Joakim via Digitalmars-d digitalmars-d at puremagic.com
Mon Dec 29 10:58:28 PST 2014


On Monday, 29 December 2014 at 18:42:17 UTC, Joseph Rushton 
Wakeling wrote:
> On Monday, 29 December 2014 at 15:34:44 UTC, Dicebot wrote:
>> This is widely advertised statement I can't agree with. For me 
>> goal is having working language that works. Getting users is 
>> indirect way to achieve that by attracting more contributions 
>> but user just by itself has not value to _me_.
>
> An indirect benefit is still a benefit -- as I said in my 
> previous post, these things aren't a zero-sum game.  Among 
> other things, more users means not only the likelihood of more 
> contributions, but also more bugs and points of failure 
> identified, more experienced people to use as a sounding board 
> for ideas, more people to call on for help when you have a 
> problem, and so on.

It also means more people asking for stuff, then doing nothing to 
contribute towards it, as though the D community is their slave 
labor.  Not saying this about Manu, just that there are people 
with weird expectations of open source.

> I guess what I'd say is that, yes, I get how the idealistic and 
> inspirational stuff can be irritating and feel like delusion, 
> but it can be a pretty powerful tool to help facilitate the 
> process of cooperation between different people who do indeed 
> all have different itches to scratch.  Being "nice" isn't just 
> a matter of being liked or not (not the most important thing in 
> the world); it's a really handy means of minimizing the amount 
> of unnecessary friction in a community.  It doesn't need to 
> involve any rose-tinted spectacles or illusions about people's 
> motivations, just a recognition of what is going to help 
> promote positive or negative reactions from other people.

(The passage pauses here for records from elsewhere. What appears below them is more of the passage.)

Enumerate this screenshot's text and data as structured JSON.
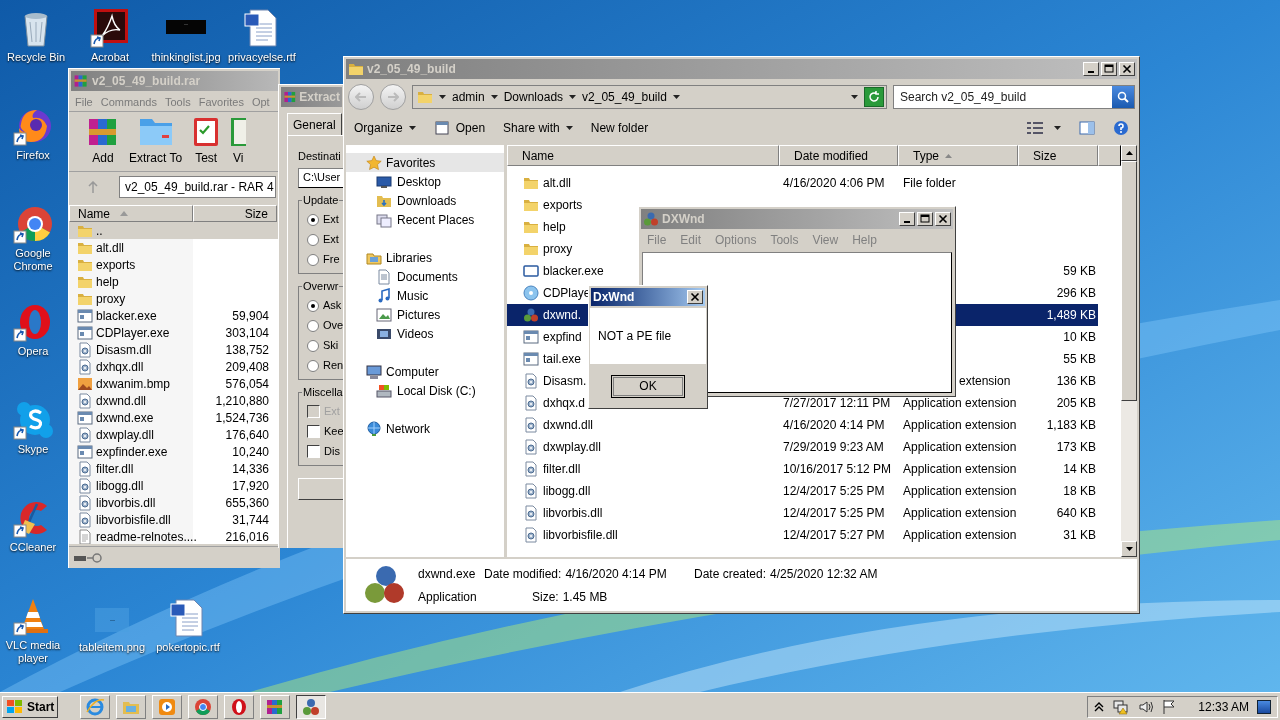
{
  "desktop": {
    "top_row": [
      {
        "label": "Recycle Bin",
        "kind": "recycle",
        "shortcut": false
      },
      {
        "label": "Acrobat",
        "kind": "acrobat",
        "shortcut": true
      },
      {
        "label": "thinkinglist.jpg",
        "kind": "dark-image",
        "shortcut": false
      },
      {
        "label": "privacyelse.rtf",
        "kind": "word",
        "shortcut": false
      }
    ],
    "left_column": [
      {
        "label": "Firefox",
        "kind": "firefox",
        "shortcut": true
      },
      {
        "label": "Google Chrome",
        "kind": "chrome",
        "shortcut": true
      },
      {
        "label": "Opera",
        "kind": "opera",
        "shortcut": true
      },
      {
        "label": "Skype",
        "kind": "skype",
        "shortcut": true
      },
      {
        "label": "CCleaner",
        "kind": "ccleaner",
        "shortcut": true
      },
      {
        "label": "VLC media player",
        "kind": "vlc",
        "shortcut": true
      }
    ],
    "bottom_row": [
      {
        "label": "tableitem.png",
        "kind": "blank-image",
        "shortcut": false
      },
      {
        "label": "pokertopic.rtf",
        "kind": "word",
        "shortcut": false
      }
    ]
  },
  "winrar": {
    "title": "v2_05_49_build.rar",
    "menu": [
      "File",
      "Commands",
      "Tools",
      "Favorites",
      "Opt"
    ],
    "toolbar": [
      {
        "label": "Add",
        "kind": "add"
      },
      {
        "label": "Extract To",
        "kind": "extract"
      },
      {
        "label": "Test",
        "kind": "test"
      },
      {
        "label": "Vi",
        "kind": "view"
      }
    ],
    "path": "v2_05_49_build.rar - RAR 4",
    "columns": [
      {
        "label": "Name",
        "sorted": true
      },
      {
        "label": "Size",
        "sorted": false
      }
    ],
    "rows": [
      {
        "name": "..",
        "kind": "folder",
        "selected": true
      },
      {
        "name": "alt.dll",
        "kind": "folder",
        "selected": false
      },
      {
        "name": "exports",
        "kind": "folder",
        "selected": false
      },
      {
        "name": "help",
        "kind": "folder",
        "selected": false
      },
      {
        "name": "proxy",
        "kind": "folder",
        "selected": false
      },
      {
        "name": "blacker.exe",
        "kind": "exe",
        "size": "59,904",
        "selected": false
      },
      {
        "name": "CDPlayer.exe",
        "kind": "exe",
        "size": "303,104",
        "selected": false
      },
      {
        "name": "Disasm.dll",
        "kind": "dll",
        "size": "138,752",
        "selected": false
      },
      {
        "name": "dxhqx.dll",
        "kind": "dll",
        "size": "209,408",
        "selected": false
      },
      {
        "name": "dxwanim.bmp",
        "kind": "bmp",
        "size": "576,054",
        "selected": false
      },
      {
        "name": "dxwnd.dll",
        "kind": "dll",
        "size": "1,210,880",
        "selected": false
      },
      {
        "name": "dxwnd.exe",
        "kind": "exe",
        "size": "1,524,736",
        "selected": false
      },
      {
        "name": "dxwplay.dll",
        "kind": "dll",
        "size": "176,640",
        "selected": false
      },
      {
        "name": "expfinder.exe",
        "kind": "exe",
        "size": "10,240",
        "selected": false
      },
      {
        "name": "filter.dll",
        "kind": "dll",
        "size": "14,336",
        "selected": false
      },
      {
        "name": "libogg.dll",
        "kind": "dll",
        "size": "17,920",
        "selected": false
      },
      {
        "name": "libvorbis.dll",
        "kind": "dll",
        "size": "655,360",
        "selected": false
      },
      {
        "name": "libvorbisfile.dll",
        "kind": "dll",
        "size": "31,744",
        "selected": false
      },
      {
        "name": "readme-relnotes....",
        "kind": "txt",
        "size": "216,016",
        "selected": false
      }
    ]
  },
  "extract_dialog": {
    "title": "Extract",
    "tabs": [
      {
        "label": "General",
        "selected": true
      }
    ],
    "destination_label": "Destinati",
    "destination_value": "C:\\User",
    "groups": [
      {
        "title": "Update",
        "options": [
          {
            "label": "Ext",
            "kind": "radio",
            "checked": true,
            "disabled": false
          },
          {
            "label": "Ext",
            "kind": "radio",
            "checked": false,
            "disabled": false
          },
          {
            "label": "Fre",
            "kind": "radio",
            "checked": false,
            "disabled": false
          }
        ]
      },
      {
        "title": "Overwr",
        "options": [
          {
            "label": "Ask",
            "kind": "radio",
            "checked": true,
            "disabled": false
          },
          {
            "label": "Ove",
            "kind": "radio",
            "checked": false,
            "disabled": false
          },
          {
            "label": "Ski",
            "kind": "radio",
            "checked": false,
            "disabled": false
          },
          {
            "label": "Ren",
            "kind": "radio",
            "checked": false,
            "disabled": false
          }
        ]
      },
      {
        "title": "Miscella",
        "options": [
          {
            "label": "Ext",
            "kind": "checkbox",
            "checked": false,
            "disabled": true
          },
          {
            "label": "Kee",
            "kind": "checkbox",
            "checked": false,
            "disabled": false
          },
          {
            "label": "Dis",
            "kind": "checkbox",
            "checked": false,
            "disabled": false
          }
        ]
      }
    ]
  },
  "explorer": {
    "title": "v2_05_49_build",
    "breadcrumbs": [
      "admin",
      "Downloads",
      "v2_05_49_build"
    ],
    "search_placeholder": "Search v2_05_49_build",
    "toolbar": [
      {
        "label": "Organize",
        "kind": "menu"
      },
      {
        "label": "Open",
        "kind": "open"
      },
      {
        "label": "Share with",
        "kind": "menu"
      },
      {
        "label": "New folder",
        "kind": "plain"
      }
    ],
    "nav": [
      {
        "label": "Favorites",
        "kind": "star",
        "selected": true,
        "children": [
          {
            "label": "Desktop",
            "kind": "desktop",
            "selected": false
          },
          {
            "label": "Downloads",
            "kind": "downloads",
            "selected": false
          },
          {
            "label": "Recent Places",
            "kind": "recent",
            "selected": false
          }
        ]
      },
      {
        "label": "Libraries",
        "kind": "library",
        "selected": false,
        "children": [
          {
            "label": "Documents",
            "kind": "documents",
            "selected": false
          },
          {
            "label": "Music",
            "kind": "music",
            "selected": false
          },
          {
            "label": "Pictures",
            "kind": "pictures",
            "selected": false
          },
          {
            "label": "Videos",
            "kind": "videos",
            "selected": false
          }
        ]
      },
      {
        "label": "Computer",
        "kind": "computer",
        "selected": false,
        "children": [
          {
            "label": "Local Disk (C:)",
            "kind": "disk",
            "selected": false
          }
        ]
      },
      {
        "label": "Network",
        "kind": "network",
        "selected": false
      }
    ],
    "columns": [
      {
        "label": "Name",
        "sorted": false
      },
      {
        "label": "Date modified",
        "sorted": false
      },
      {
        "label": "Type",
        "sorted": true
      },
      {
        "label": "Size",
        "sorted": false
      }
    ],
    "rows": [
      {
        "name": "alt.dll",
        "kind": "folder",
        "date": "4/16/2020 4:06 PM",
        "type": "File folder",
        "selected": false
      },
      {
        "name": "exports",
        "kind": "folder",
        "selected": false
      },
      {
        "name": "help",
        "kind": "folder",
        "selected": false
      },
      {
        "name": "proxy",
        "kind": "folder",
        "selected": false
      },
      {
        "name": "blacker.exe",
        "kind": "window",
        "size": "59 KB",
        "selected": false
      },
      {
        "name": "CDPlaye",
        "kind": "disc",
        "size": "296 KB",
        "selected": false
      },
      {
        "name": "dxwnd.",
        "kind": "dxwnd",
        "size": "1,489 KB",
        "selected": true
      },
      {
        "name": "expfind",
        "kind": "exe",
        "size": "10 KB",
        "selected": false
      },
      {
        "name": "tail.exe",
        "kind": "exe",
        "size": "55 KB",
        "selected": false
      },
      {
        "name": "Disasm.",
        "kind": "dll",
        "type_tail": "extension",
        "size": "136 KB",
        "selected": false
      },
      {
        "name": "dxhqx.d",
        "kind": "dll",
        "date": "7/27/2017 12:11 PM",
        "type": "Application extension",
        "size": "205 KB",
        "selected": false
      },
      {
        "name": "dxwnd.dll",
        "kind": "dll",
        "date": "4/16/2020 4:14 PM",
        "type": "Application extension",
        "size": "1,183 KB",
        "selected": false
      },
      {
        "name": "dxwplay.dll",
        "kind": "dll",
        "date": "7/29/2019 9:23 AM",
        "type": "Application extension",
        "size": "173 KB",
        "selected": false
      },
      {
        "name": "filter.dll",
        "kind": "dll",
        "date": "10/16/2017 5:12 PM",
        "type": "Application extension",
        "size": "14 KB",
        "selected": false
      },
      {
        "name": "libogg.dll",
        "kind": "dll",
        "date": "12/4/2017 5:25 PM",
        "type": "Application extension",
        "size": "18 KB",
        "selected": false
      },
      {
        "name": "libvorbis.dll",
        "kind": "dll",
        "date": "12/4/2017 5:25 PM",
        "type": "Application extension",
        "size": "640 KB",
        "selected": false
      },
      {
        "name": "libvorbisfile.dll",
        "kind": "dll",
        "date": "12/4/2017 5:27 PM",
        "type": "Application extension",
        "size": "31 KB",
        "selected": false
      }
    ],
    "details": {
      "name": "dxwnd.exe",
      "kind_label": "Application",
      "fields": [
        {
          "label": "Date modified:",
          "value": "4/16/2020 4:14 PM"
        },
        {
          "label": "Date created:",
          "value": "4/25/2020 12:32 AM"
        },
        {
          "label": "Size:",
          "value": "1.45 MB"
        }
      ]
    }
  },
  "dxwnd_window": {
    "title": "DXWnd",
    "menu": [
      "File",
      "Edit",
      "Options",
      "Tools",
      "View",
      "Help"
    ]
  },
  "message_box": {
    "title": "DxWnd",
    "message": "NOT a PE file",
    "button": "OK"
  },
  "taskbar": {
    "start": "Start",
    "apps": [
      {
        "kind": "ie",
        "active": false
      },
      {
        "kind": "explorer",
        "active": false
      },
      {
        "kind": "media",
        "active": false
      },
      {
        "kind": "chrome",
        "active": false
      },
      {
        "kind": "opera",
        "active": false
      },
      {
        "kind": "winrar",
        "active": false
      },
      {
        "kind": "dxwnd",
        "active": true
      }
    ],
    "clock": "12:33 AM"
  }
}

I'll add that a majority of contributors do not solely scratch 
their own itches, but contribute in other ways that do not 
directly benefit them.  Maybe that's because there are indirect 
benefits to having better docs, or they just become invested in 
the project over time.  Very few operate solely from 
self-interest, though most probably contribute a majority of 
their work for that reason.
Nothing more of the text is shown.